In the Name of Love

Abigail Diggs is a freshman environmental studies major.

 

Historical records of marriage date back to the beginnings of civilization, when human relations were revolutionized and successful societies were established. The first well-documented forms of marriage began in the ancient Greco-Roman world, where at its simplest, marriage was a mutual agreement in which a woman lost her right to family inheritance, and regained this economic source of survival through her new one. As a result of this trade, women became subject to the sole authority of their husbands. Specifically in Ancient Rome, the conventional form of marriage, known in Latin as “Conventio in Manum” — or to be placed in the hands of the husband — was a ceremonial joining of families, an economic affair and the understood promise of childbearing.
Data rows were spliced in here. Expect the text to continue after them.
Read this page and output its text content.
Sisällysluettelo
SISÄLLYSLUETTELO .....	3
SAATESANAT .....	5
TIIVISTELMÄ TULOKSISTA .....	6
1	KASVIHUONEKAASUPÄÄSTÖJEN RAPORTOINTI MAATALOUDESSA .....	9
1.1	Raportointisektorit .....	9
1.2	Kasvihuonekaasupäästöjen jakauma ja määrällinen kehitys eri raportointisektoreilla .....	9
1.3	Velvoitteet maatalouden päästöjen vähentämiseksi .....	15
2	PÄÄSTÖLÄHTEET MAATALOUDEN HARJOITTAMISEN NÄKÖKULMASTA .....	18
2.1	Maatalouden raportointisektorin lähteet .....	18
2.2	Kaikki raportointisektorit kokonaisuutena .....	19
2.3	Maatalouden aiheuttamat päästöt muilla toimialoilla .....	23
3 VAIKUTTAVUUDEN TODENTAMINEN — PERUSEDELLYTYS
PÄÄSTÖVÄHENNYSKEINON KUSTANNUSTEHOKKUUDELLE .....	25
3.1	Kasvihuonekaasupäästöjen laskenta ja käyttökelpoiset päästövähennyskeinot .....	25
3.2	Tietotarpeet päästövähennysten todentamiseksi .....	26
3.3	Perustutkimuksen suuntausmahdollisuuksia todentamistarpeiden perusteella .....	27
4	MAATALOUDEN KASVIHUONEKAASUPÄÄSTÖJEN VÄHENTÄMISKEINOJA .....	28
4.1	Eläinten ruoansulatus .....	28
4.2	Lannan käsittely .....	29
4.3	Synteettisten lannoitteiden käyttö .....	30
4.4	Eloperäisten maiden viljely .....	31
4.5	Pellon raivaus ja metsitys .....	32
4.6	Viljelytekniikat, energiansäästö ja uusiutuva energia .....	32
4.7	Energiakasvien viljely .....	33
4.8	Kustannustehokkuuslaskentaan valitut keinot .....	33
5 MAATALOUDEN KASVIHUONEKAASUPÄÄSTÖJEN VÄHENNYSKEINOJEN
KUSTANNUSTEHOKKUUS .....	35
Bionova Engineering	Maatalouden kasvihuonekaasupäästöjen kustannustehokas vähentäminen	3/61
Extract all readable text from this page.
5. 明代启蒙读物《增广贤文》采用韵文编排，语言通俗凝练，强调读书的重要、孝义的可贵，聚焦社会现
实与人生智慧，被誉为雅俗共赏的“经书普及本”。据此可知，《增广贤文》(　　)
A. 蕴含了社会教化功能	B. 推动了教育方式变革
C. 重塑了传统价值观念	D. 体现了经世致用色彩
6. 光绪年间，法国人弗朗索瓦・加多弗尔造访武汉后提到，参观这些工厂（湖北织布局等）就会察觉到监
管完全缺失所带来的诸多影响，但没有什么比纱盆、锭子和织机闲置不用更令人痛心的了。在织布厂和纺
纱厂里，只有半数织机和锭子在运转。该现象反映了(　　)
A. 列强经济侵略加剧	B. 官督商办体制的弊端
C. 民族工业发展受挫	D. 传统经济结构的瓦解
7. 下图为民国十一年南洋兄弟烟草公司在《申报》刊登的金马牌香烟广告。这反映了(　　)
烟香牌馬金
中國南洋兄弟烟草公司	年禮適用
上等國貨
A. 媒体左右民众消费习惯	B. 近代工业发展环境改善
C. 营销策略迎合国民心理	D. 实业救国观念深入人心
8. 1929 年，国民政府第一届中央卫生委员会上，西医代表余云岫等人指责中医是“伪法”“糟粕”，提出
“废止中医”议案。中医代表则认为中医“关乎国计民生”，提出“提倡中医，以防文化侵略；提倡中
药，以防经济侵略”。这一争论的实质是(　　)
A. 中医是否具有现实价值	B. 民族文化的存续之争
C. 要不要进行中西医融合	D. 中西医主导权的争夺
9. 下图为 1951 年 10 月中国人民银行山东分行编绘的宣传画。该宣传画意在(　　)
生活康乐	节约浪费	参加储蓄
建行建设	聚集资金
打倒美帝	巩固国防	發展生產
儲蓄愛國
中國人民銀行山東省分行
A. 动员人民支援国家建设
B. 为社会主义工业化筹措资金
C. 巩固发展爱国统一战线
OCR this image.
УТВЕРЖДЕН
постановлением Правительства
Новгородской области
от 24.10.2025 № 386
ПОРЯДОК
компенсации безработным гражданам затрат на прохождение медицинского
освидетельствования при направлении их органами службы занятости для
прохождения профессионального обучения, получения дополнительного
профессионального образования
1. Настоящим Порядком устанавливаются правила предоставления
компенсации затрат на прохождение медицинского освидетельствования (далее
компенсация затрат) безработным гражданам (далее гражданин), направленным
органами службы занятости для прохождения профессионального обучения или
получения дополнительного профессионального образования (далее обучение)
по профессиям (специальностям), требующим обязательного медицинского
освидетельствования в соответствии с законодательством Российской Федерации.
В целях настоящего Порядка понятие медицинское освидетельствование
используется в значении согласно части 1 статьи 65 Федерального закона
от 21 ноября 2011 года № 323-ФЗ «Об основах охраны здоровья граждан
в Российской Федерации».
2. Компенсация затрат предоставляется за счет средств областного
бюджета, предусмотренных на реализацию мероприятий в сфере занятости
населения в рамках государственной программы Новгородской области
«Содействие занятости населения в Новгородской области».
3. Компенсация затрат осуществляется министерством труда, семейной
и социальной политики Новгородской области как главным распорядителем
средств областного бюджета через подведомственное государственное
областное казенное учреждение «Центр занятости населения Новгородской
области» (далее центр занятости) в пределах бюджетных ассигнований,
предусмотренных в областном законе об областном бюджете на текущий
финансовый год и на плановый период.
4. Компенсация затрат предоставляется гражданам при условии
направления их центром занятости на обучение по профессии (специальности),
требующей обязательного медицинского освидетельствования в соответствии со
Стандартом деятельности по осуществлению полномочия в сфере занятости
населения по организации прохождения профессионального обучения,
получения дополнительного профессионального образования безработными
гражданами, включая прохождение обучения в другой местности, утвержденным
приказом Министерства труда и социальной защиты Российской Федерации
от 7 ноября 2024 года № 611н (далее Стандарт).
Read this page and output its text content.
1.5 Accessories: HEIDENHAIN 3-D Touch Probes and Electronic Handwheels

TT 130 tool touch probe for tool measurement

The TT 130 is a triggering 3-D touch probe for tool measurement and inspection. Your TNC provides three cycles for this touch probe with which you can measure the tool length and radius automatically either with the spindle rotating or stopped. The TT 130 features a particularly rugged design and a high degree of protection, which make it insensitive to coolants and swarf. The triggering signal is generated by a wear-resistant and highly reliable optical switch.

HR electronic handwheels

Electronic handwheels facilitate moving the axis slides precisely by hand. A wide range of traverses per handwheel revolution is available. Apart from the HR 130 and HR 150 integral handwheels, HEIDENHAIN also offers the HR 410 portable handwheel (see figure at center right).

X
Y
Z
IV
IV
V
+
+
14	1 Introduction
In modern day, however, marriage is conceivably more than a pure business deal or a shake of the hand. Rather than the influence of familial expansion or economic concern for women, the components of modern marriage in developed countries are thought to be motivated primarily by the irrational and all-consuming emotion of love (along with the pressures of societal expectation). The institution has drastically shifted for the developed world, but still remains a form of restriction in terms of legality. All in the name of love?

 

Why has this archaic institution remained the end-all and be-all of monogamous relationships in the United States, where divorce rates are notably high? Why is tying the knot — in terms of heterosexual individuals especially — something mothers hint at and fathers bless and little girls begin planning at age eight? Why has this traditionally exclusive institution prevailed with the same level of social normality and legal bondage it contained in third millennium B.C.? Why not just ditch it?

 

Much of progressive Europe has done just that. Unmarried cohabitation has become the new norm in both Northern and Western Europe, as modern couples have found that monogamy and childrearing are just as feasible without the binding contract. Statistical data from the European Union has proven that legal alternatives to marriage, like registered partnership and unmarried cohabitation agreements, have become increasingly common. According to Eurostat, an organization that analyzes trends in families in the EU, consensual unions (an alternative to marriage similar to a registered partnership) are most prevalent among younger generations. Eurostat found that, “15.0 percent of those aged 20 to 29 in the EU live in consensual unions, compared with 12.6 percent of those aged 30 to 49 and 3.8 percent of those aged 50 and over.” Those that have children out of wedlock or participate in unmarried cohabitation agreements are represented in the statistic that “four out of ten births are outside the marriage” in the European Union’s 28 countries. National legislation in these countries has evolved to increase legal and economic rights to said unmarried couples.

 

A more radical approach to decreasing the colossal social impact of marriage pertains to policy proposition and an ongoing debate in Spain and the United Kingdom suggesting that marriage should come with an expiration date. In other words, implementing a law that would require all marriages to expire after four to five years, in which couples would have to reconsider their levels of happiness and potentially apply for renewal.

 

This beautiful evolution away from a historically oppressive and binding institution has resulted in the creation of new systems that recognize partnership within the government along with increased economic and legal rights, but do not include the irrevocability of a union or the mess of possible divorce. The discontinuance of this outdated system — one that is so ingrained in the psyche of the American individual — is a sure sign of progression in the modern world.